How to view Random Forest statistics in Spark (sca

2019-03-04 12:57发布

问题:

I have a RandomForestClassifierModel in Spark. Using .toDebugString() outputs the following

Tree 0 (weight 1.0):
  If (feature 0 in {1.0,2.0,3.0})
   If (feature 3 in {2.0,3.0})
    If (feature 8 <= 55.3) 
.
.
  Else (feature 0 not in {1.0,2.0,3.0})
.
.
Tree 1 (weight 1.0):
.
.
...etc

I'd like to view the actual data as it goes through the model, something like

Tree 0 (weight 1.0):
  If (feature 0 in {1.0,2.0,3.0}) 60%
   If (feature 3 in {2.0,3.0}) 57%
    If (feature 8 <= 55.3) 22%
.
.
  Else (feature 0 not in {1.0,2.0,3.0}) 40%
.
.
Tree 1 (weight 1.0):
.
...etc

By seeing the probability of labels in each node, I can see which paths are most likely to be followed in the trees by the data (thousands of records), which would be really good insight!

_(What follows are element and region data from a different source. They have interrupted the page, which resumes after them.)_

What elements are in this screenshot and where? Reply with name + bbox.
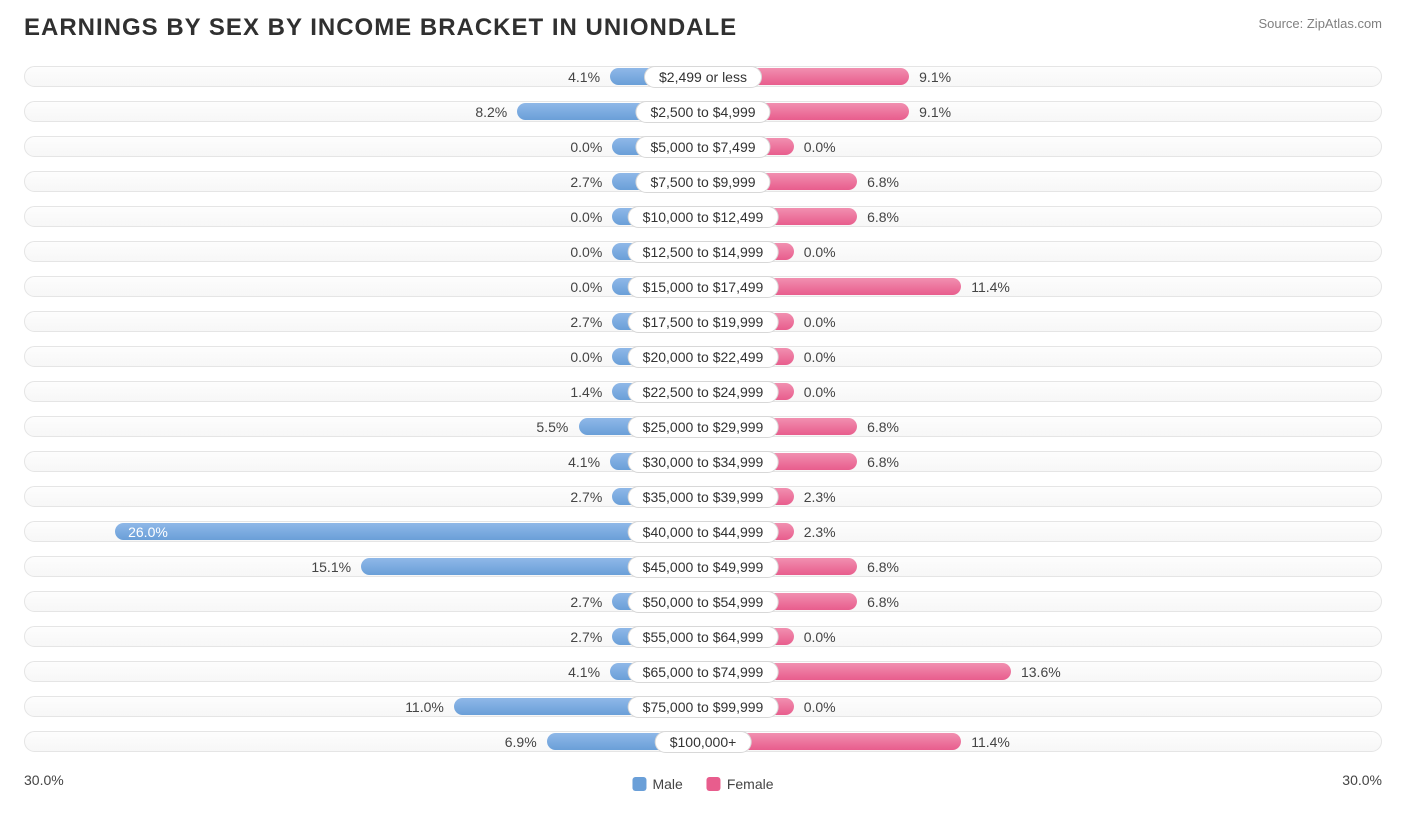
bracket-row: 8.2% 9.1% $2,500 to $4,999: [24, 95, 1382, 128]
bracket-label: $55,000 to $64,999: [628, 626, 779, 648]
bracket-row: 0.0% 0.0% $5,000 to $7,499: [24, 130, 1382, 163]
female-pct: 0.0%: [804, 384, 836, 400]
bracket-label: $45,000 to $49,999: [628, 556, 779, 578]
male-pct: 5.5%: [536, 419, 568, 435]
female-pct: 0.0%: [804, 244, 836, 260]
male-pct: 4.1%: [568, 454, 600, 470]
legend-female: Female: [707, 776, 774, 792]
bracket-row: 5.5% 6.8% $25,000 to $29,999: [24, 410, 1382, 443]
female-pct: 0.0%: [804, 699, 836, 715]
female-pct: 2.3%: [804, 489, 836, 505]
bracket-label: $5,000 to $7,499: [635, 136, 770, 158]
male-pct: 4.1%: [568, 69, 600, 85]
bracket-row: 2.7% 0.0% $17,500 to $19,999: [24, 305, 1382, 338]
male-pct: 2.7%: [570, 489, 602, 505]
bracket-label: $22,500 to $24,999: [628, 381, 779, 403]
female-pct: 13.6%: [1021, 664, 1061, 680]
bracket-label: $75,000 to $99,999: [628, 696, 779, 718]
bracket-label: $65,000 to $74,999: [628, 661, 779, 683]
male-pct: 8.2%: [475, 104, 507, 120]
axis-right-max: 30.0%: [1342, 772, 1382, 788]
female-pct: 0.0%: [804, 629, 836, 645]
male-pct: 1.4%: [570, 384, 602, 400]
male-pct: 0.0%: [570, 244, 602, 260]
diverging-bar-chart: 4.1% 9.1% $2,499 or less 8.2% 9.1% $2,500 to …: [24, 60, 1382, 760]
bracket-label: $35,000 to $39,999: [628, 486, 779, 508]
bracket-label: $2,500 to $4,999: [635, 101, 770, 123]
male-pct: 26.0%: [128, 524, 168, 540]
female-pct: 6.8%: [867, 209, 899, 225]
bracket-label: $25,000 to $29,999: [628, 416, 779, 438]
male-pct: 15.1%: [311, 559, 351, 575]
female-pct: 6.8%: [867, 559, 899, 575]
bracket-row: 4.1% 9.1% $2,499 or less: [24, 60, 1382, 93]
bracket-row: 2.7% 6.8% $50,000 to $54,999: [24, 585, 1382, 618]
male-pct: 0.0%: [570, 209, 602, 225]
bracket-label: $12,500 to $14,999: [628, 241, 779, 263]
bracket-row: 2.7% 0.0% $55,000 to $64,999: [24, 620, 1382, 653]
female-swatch: [707, 777, 721, 791]
bracket-label: $17,500 to $19,999: [628, 311, 779, 333]
bracket-row: 0.0% 6.8% $10,000 to $12,499: [24, 200, 1382, 233]
female-pct: 9.1%: [919, 104, 951, 120]
male-pct: 2.7%: [570, 629, 602, 645]
bracket-label: $20,000 to $22,499: [628, 346, 779, 368]
bracket-row: 11.0% 0.0% $75,000 to $99,999: [24, 690, 1382, 723]
bracket-row: 0.0% 11.4% $15,000 to $17,499: [24, 270, 1382, 303]
female-pct: 0.0%: [804, 349, 836, 365]
male-pct: 4.1%: [568, 664, 600, 680]
male-pct: 2.7%: [570, 314, 602, 330]
bracket-row: 26.0% 2.3% $40,000 to $44,999: [24, 515, 1382, 548]
bracket-label: $50,000 to $54,999: [628, 591, 779, 613]
male-pct: 11.0%: [405, 699, 444, 715]
female-pct: 9.1%: [919, 69, 951, 85]
legend: Male Female: [632, 776, 773, 792]
male-pct: 2.7%: [570, 174, 602, 190]
bracket-row: 1.4% 0.0% $22,500 to $24,999: [24, 375, 1382, 408]
chart-title: EARNINGS BY SEX BY INCOME BRACKET IN UNI…: [24, 14, 737, 42]
female-pct: 6.8%: [867, 419, 899, 435]
bracket-label: $30,000 to $34,999: [628, 451, 779, 473]
bracket-label: $10,000 to $12,499: [628, 206, 779, 228]
legend-male: Male: [632, 776, 682, 792]
bracket-label: $40,000 to $44,999: [628, 521, 779, 543]
female-pct: 11.4%: [971, 734, 1010, 750]
bracket-row: 15.1% 6.8% $45,000 to $49,999: [24, 550, 1382, 583]
bracket-label: $15,000 to $17,499: [628, 276, 779, 298]
female-pct: 2.3%: [804, 524, 836, 540]
female-pct: 6.8%: [867, 174, 899, 190]
legend-male-label: Male: [652, 776, 682, 792]
male-pct: 0.0%: [570, 139, 602, 155]
bracket-row: 0.0% 0.0% $20,000 to $22,499: [24, 340, 1382, 373]
bracket-row: 4.1% 13.6% $65,000 to $74,999: [24, 655, 1382, 688]
female-pct: 6.8%: [867, 454, 899, 470]
bracket-row: 4.1% 6.8% $30,000 to $34,999: [24, 445, 1382, 478]
source-attribution: Source: ZipAtlas.com: [1258, 16, 1382, 31]
male-pct: 0.0%: [570, 349, 602, 365]
male-pct: 2.7%: [570, 594, 602, 610]
legend-female-label: Female: [727, 776, 774, 792]
female-pct: 0.0%: [804, 139, 836, 155]
bracket-label: $2,499 or less: [644, 66, 762, 88]
bracket-row: 2.7% 2.3% $35,000 to $39,999: [24, 480, 1382, 513]
male-pct: 6.9%: [505, 734, 537, 750]
female-pct: 11.4%: [971, 279, 1010, 295]
male-bar: [115, 523, 703, 540]
bracket-row: 6.9% 11.4% $100,000+: [24, 725, 1382, 758]
male-pct: 0.0%: [570, 279, 602, 295]
male-swatch: [632, 777, 646, 791]
female-pct: 0.0%: [804, 314, 836, 330]
female-pct: 6.8%: [867, 594, 899, 610]
bracket-label: $100,000+: [655, 731, 752, 753]
bracket-label: $7,500 to $9,999: [635, 171, 770, 193]
axis-left-max: 30.0%: [24, 772, 64, 788]
bracket-row: 2.7% 6.8% $7,500 to $9,999: [24, 165, 1382, 198]
bracket-row: 0.0% 0.0% $12,500 to $14,999: [24, 235, 1382, 268]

I found an awesome answer here: Spark MLib Decision Trees: Probability of labels by features?

Unfortunately the method in the answer uses the MLlib API, and after lots of trying, I have failed to replicate it using the DataFrame API, which has different implementations of the classes Node and Split :(

回答1:

One way I found useful yesterday was I could use spark.read.parquet() function to read the output from the model/data file. This way all information about a certain node could be retrieved as a whole dataframe.

`val modelPath = "some/path/to/your/model"
val dataPath = modelPath + "/data"    
val nodeData: DataFrame = spark.read.parquet(dataPath)
nodeData.show(500,false)
nodeData.printSchema()`

Then you can rebuild the tree with information. Hope it helps.